Equal treatment & democratic rights — Little effect

minor · low confidence

This policy is primarily about reducing reoffending through rehabilitation, which sits squarely in O5. Its marginal relevance to O9 — via fairer treatment of women and young people in custody and curbing arbitrary prisoner transfers — is real but incidental to the policy's core mechanism. There is no committed instrument targeting anti-discrimination, voting rights, or due process protections in a way that would move O9 indicators at population scale.

The evidence

Biggest unknown: Whether the Women's Justice Board and Secure Schools reforms deliver meaningfully improved equal treatment for those groups, or remain aspirational structures without statutory teeth.

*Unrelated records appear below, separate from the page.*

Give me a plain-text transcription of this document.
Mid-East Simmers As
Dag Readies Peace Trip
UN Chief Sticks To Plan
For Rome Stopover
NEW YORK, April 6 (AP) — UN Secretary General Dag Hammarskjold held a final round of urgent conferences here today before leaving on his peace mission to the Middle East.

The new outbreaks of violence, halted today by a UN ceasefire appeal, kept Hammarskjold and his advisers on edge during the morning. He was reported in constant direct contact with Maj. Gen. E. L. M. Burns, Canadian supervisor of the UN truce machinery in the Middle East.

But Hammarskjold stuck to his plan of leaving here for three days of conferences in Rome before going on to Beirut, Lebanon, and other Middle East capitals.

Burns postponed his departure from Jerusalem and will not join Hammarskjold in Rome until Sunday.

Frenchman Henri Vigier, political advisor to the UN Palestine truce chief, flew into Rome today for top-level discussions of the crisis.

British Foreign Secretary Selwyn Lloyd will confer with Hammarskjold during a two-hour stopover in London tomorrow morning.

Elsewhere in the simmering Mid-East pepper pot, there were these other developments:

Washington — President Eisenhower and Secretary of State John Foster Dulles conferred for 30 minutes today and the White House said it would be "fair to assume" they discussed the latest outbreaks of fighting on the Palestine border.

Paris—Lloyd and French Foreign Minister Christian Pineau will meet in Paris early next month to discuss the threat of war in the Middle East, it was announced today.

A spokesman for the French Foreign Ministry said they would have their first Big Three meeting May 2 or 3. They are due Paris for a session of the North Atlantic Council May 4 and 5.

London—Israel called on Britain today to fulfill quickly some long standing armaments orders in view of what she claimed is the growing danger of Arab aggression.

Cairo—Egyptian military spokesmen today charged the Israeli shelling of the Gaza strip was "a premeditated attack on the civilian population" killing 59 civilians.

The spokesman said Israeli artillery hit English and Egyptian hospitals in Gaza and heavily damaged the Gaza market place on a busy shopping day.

Our reading: O9 covers equal treatment, minority protections, due process, and democratic rights. This policy's primary thrust is rehabilitative — reducing reoffending and improving prison conditions — which belongs under O5. Its O9 relevance is limited to two peripheral mechanisms. First, the Women's Justice Board acknowledges that women in custody face disproportionate vulnerabilities, which is an equal-treatment concern; however, the WJB is transitioning to an Advisory Group rather than a body with statutory powers, limiting its capacity to deliver enforceable equal-treatment improvements. Second, ending arbitrary transfers caused by overcrowding has a due process dimension — consistent sentence management is an element of fair treatment — but the policy's instrument here is capacity expansion, not a due process guarantee. The Secure Schools reform similarly addresses the differential treatment of young offenders, but evidence on whether these deliver meaningfully better equal-treatment outcomes is thin and contested. None of the stated instruments — mentorship programmes, resettlement plans, community supervision funding — directly address anti-discrimination protections, voting rights, or democratic participation. The effect on O9 indicators is therefore real in principle but minor in scale and uncertain in delivery, falling short of the threshold for a confident 'improves' verdict at population scale.